TLS Handshake Failed on Ziti Router Pods

Issue:

I am seeing repeated handshake failed errors in my Ziti router pods when checking their logs. The routers seem to be running fine, and all services I created are reachable, but these errors persist.

Environment:

  • Platform: AWS EKS
  • Helm Chart: Ziti Router
  • StorageClass: EBS
  • Network: Internal routers with ClusterIP, public edge access via LoadBalancer
  • Ingress: Disabled
  • Persistent Storage: Enabled

Error Logs:

{"_context":"tls:0.0.0.0:3022","error":"EOF","file":"github.com/openziti/transport/v2@v2.0.153/tls/listener.go:257","func":"github.com/openziti/transport/v2/tls.(*sharedListener).processConn","level":"error","msg":"handshake failed","remote":"172.25.181.109:17981","time":"2025-02-07T22:54:39.274Z"}
{"_context":"tls:0.0.0.0:3022","error":"EOF","file":"github.com/openziti/transport/v2@v2.0.153/tls/listener.go:257","func":"github.com/openziti/transport/v2/tls.(*sharedListener).processConn","level":"error","msg":"handshake failed","remote":"172.25.89.248:49070","time":"2025-02-07T22:54:39.375Z"}
{"_context":"tls:0.0.0.0:3022","error":"EOF","file":"github.com/openziti/transport/v2@v2.0.153/tls/listener.go:257","func":"github.com/openziti/transport/v2/tls.(*sharedListener).processConn","level":"error","msg":"handshake failed","remote":"172.25.158.72:40193","time":"2025-02-07T22:54:39.742Z"}
{"_context":"tls:0.0.0.0:3022","error":"EOF","file":"github.com/openziti/transport/v2@v2.0.153/tls/listener.go:257","func":"github.com/openziti/transport/v2/tls.(*sharedListener).processConn","level":"error","msg":"handshake failed","remote":"172.25.107.42:60677","time":"2025-02-07T22:54:41.017Z"}

Router Values.yaml Configuration:

ctrl:
  endpoint: ziti-controller.example.com:443
  advertisedHost: ziti-router-public-1.example.com

edge:
  advertisedHost: ziti-router-public-1.example.com
  advertisedPort: 443
  service:
    type: LoadBalancer  
    annotations:
      external-dns.alpha.kubernetes.io/hostname: ziti-router-public-1.example.com
      service.beta.kubernetes.io/aws-load-balancer-internal: "false"
      service.beta.kubernetes.io/aws-load-balancer-security-groups: "sg-0158c2bd5d277c65b"
      service.beta.kubernetes.io/aws-load-balancer-manage-backend-security-group-rules: "true"
  ingress:
    enabled: false

linkListeners:
  transport:
    advertisedHost: ziti-router-public-release-1-transport.ziti-router.svc.cluster.local
    advertisedPort: 443
    service:
      enabled: true
      type: ClusterIP
    ingress:
      enabled: false 

image:
  additionalArgs:
    - '--extend'

persistence:
  enabled: true
  accessMode: ReadWriteOnce
  size: 1Gi
  storageClass: ebs-sc

What I've Checked So Far:

:white_check_mark: All created services are reachable.
:white_check_mark: The routers are running without crashes.
:white_check_mark: Certificates should be valid as they were generated correctly.

Questions:

  1. What could be causing these TLS handshake failures?
  2. Are these errors expected behavior, or do they indicate a misconfiguration?
  3. Could this be due to mismatched certificates or an issue with the advertised hosts?
  4. Any debugging tips for identifying which service is attempting the failed handshake?

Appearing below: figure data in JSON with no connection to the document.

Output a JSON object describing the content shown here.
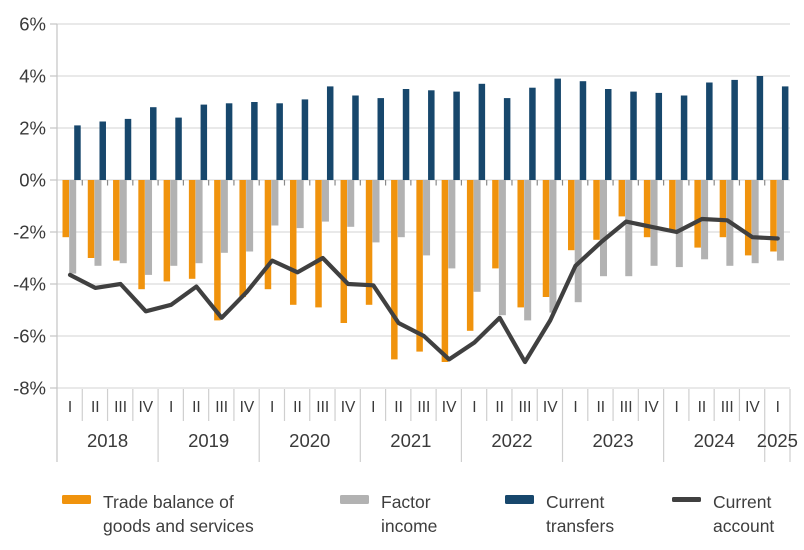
{
  "chart_data": {
    "type": "bar-line-combo",
    "unit": "%",
    "quarter_labels": [
      "I",
      "II",
      "III",
      "IV",
      "I",
      "II",
      "III",
      "IV",
      "I",
      "II",
      "III",
      "IV",
      "I",
      "II",
      "III",
      "IV",
      "I",
      "II",
      "III",
      "IV",
      "I",
      "II",
      "III",
      "IV",
      "I",
      "II",
      "III",
      "IV",
      "I"
    ],
    "years": [
      {
        "label": "2018",
        "span": 4
      },
      {
        "label": "2019",
        "span": 4
      },
      {
        "label": "2020",
        "span": 4
      },
      {
        "label": "2021",
        "span": 4
      },
      {
        "label": "2022",
        "span": 4
      },
      {
        "label": "2023",
        "span": 4
      },
      {
        "label": "2024",
        "span": 4
      },
      {
        "label": "2025",
        "span": 1
      }
    ],
    "series": [
      {
        "name": "Trade balance of goods and services",
        "type": "bar",
        "color": "#F0930D",
        "values": [
          -2.2,
          -3.0,
          -3.1,
          -4.2,
          -3.9,
          -3.8,
          -5.4,
          -4.5,
          -4.2,
          -4.8,
          -4.9,
          -5.5,
          -4.8,
          -6.9,
          -6.6,
          -7.0,
          -5.8,
          -3.4,
          -4.9,
          -4.5,
          -2.7,
          -2.3,
          -1.4,
          -2.2,
          -2.0,
          -2.6,
          -2.2,
          -2.9,
          -2.75
        ]
      },
      {
        "name": "Factor income",
        "type": "bar",
        "color": "#B2B2B2",
        "values": [
          -3.6,
          -3.3,
          -3.2,
          -3.65,
          -3.3,
          -3.2,
          -2.8,
          -2.75,
          -1.75,
          -1.85,
          -1.6,
          -1.8,
          -2.4,
          -2.2,
          -2.9,
          -3.4,
          -4.3,
          -5.2,
          -5.4,
          -5.1,
          -4.7,
          -3.7,
          -3.7,
          -3.3,
          -3.35,
          -3.05,
          -3.3,
          -3.2,
          -3.1
        ]
      },
      {
        "name": "Current transfers",
        "type": "bar",
        "color": "#17476C",
        "values": [
          2.1,
          2.25,
          2.35,
          2.8,
          2.4,
          2.9,
          2.95,
          3.0,
          2.95,
          3.1,
          3.6,
          3.25,
          3.15,
          3.5,
          3.45,
          3.4,
          3.7,
          3.15,
          3.55,
          3.9,
          3.8,
          3.5,
          3.4,
          3.35,
          3.25,
          3.75,
          3.85,
          4.0,
          3.6
        ]
      },
      {
        "name": "Current account",
        "type": "line",
        "color": "#404040",
        "values": [
          -3.65,
          -4.15,
          -4.0,
          -5.05,
          -4.8,
          -4.1,
          -5.3,
          -4.3,
          -3.1,
          -3.55,
          -3.0,
          -4.0,
          -4.05,
          -5.5,
          -6.0,
          -6.9,
          -6.25,
          -5.3,
          -7.0,
          -5.4,
          -3.3,
          -2.4,
          -1.6,
          -1.8,
          -2.0,
          -1.5,
          -1.55,
          -2.2,
          -2.25
        ]
      }
    ],
    "y_axis": {
      "min": -8,
      "max": 6,
      "tick_values": [
        6,
        4,
        2,
        0,
        -2,
        -4,
        -6,
        -8
      ],
      "tick_labels": [
        "6%",
        "4%",
        "2%",
        "0%",
        "-2%",
        "-4%",
        "-6%",
        "-8%"
      ]
    },
    "legend": [
      {
        "swatch": "bar",
        "color": "#F0930D",
        "lines": [
          "Trade balance of",
          "goods and services"
        ]
      },
      {
        "swatch": "bar",
        "color": "#B2B2B2",
        "lines": [
          "Factor",
          "income"
        ]
      },
      {
        "swatch": "bar",
        "color": "#17476C",
        "lines": [
          "Current",
          "transfers"
        ]
      },
      {
        "swatch": "line",
        "color": "#404040",
        "lines": [
          "Current",
          "account"
        ]
      }
    ],
    "legend_position": "bottom",
    "grid": true,
    "colors": {
      "grid": "#DCDCDC",
      "axis": "#C8C8C8",
      "separator": "#CFCFCF",
      "zero_tick": "#8A8A8A",
      "text": "#3A3A3A",
      "background": "#FFFFFF"
    }
  }
}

Would appreciate any insights from the community! Thanks in advance!

In my experience this is always because I've recreated my network or removed an identity leading to an identity that can't connect because of actions I took. When that happens the identity attempts to connect periodically. You would need to use tcpmon/wireshark to find where it's coming from. It gets hard if you have multiple devices behind the same ip though.

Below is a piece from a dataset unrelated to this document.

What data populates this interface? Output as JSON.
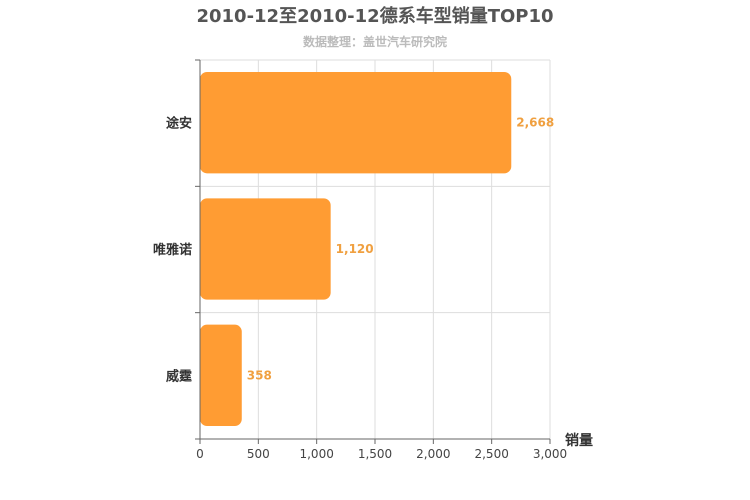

Hopefully that helps. So yeah, expected.

Here's a GitHub issue where I've raised concerns about the log level at which controllers and routers emit these messages.

In short, the client handshake errors are not necessarily errors because they're emitted under normal circumstances such as ziti edge login with a password, Kubernetes liveness and readiness probes against the health check endpoints, etc.

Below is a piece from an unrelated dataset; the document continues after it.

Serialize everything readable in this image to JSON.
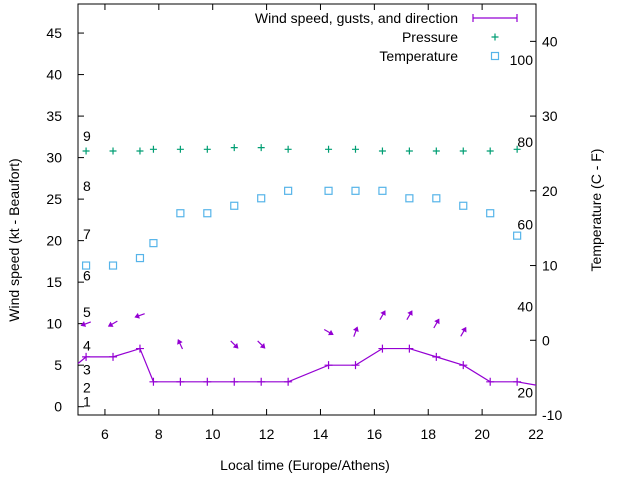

The log you shared reveals the TLS listener that observed a handshake attempt that "failed." I'm assuming that refers only to client TLS failure, not server TLS failure, which occurred in the router's transport listener. I'm guessing it relates to the configuration of "link listeners," not "edge listeners." However, I'm not confident, and it could be either. The router only has those two TLS listener configurations, bound to the same TCP port by default, 3022/TCP.

Your best clues are the client IP addresses shown in the log. They're all within 172.25.0.0/16, suggesting a pod CIDR or other private subnet attached to your cluster.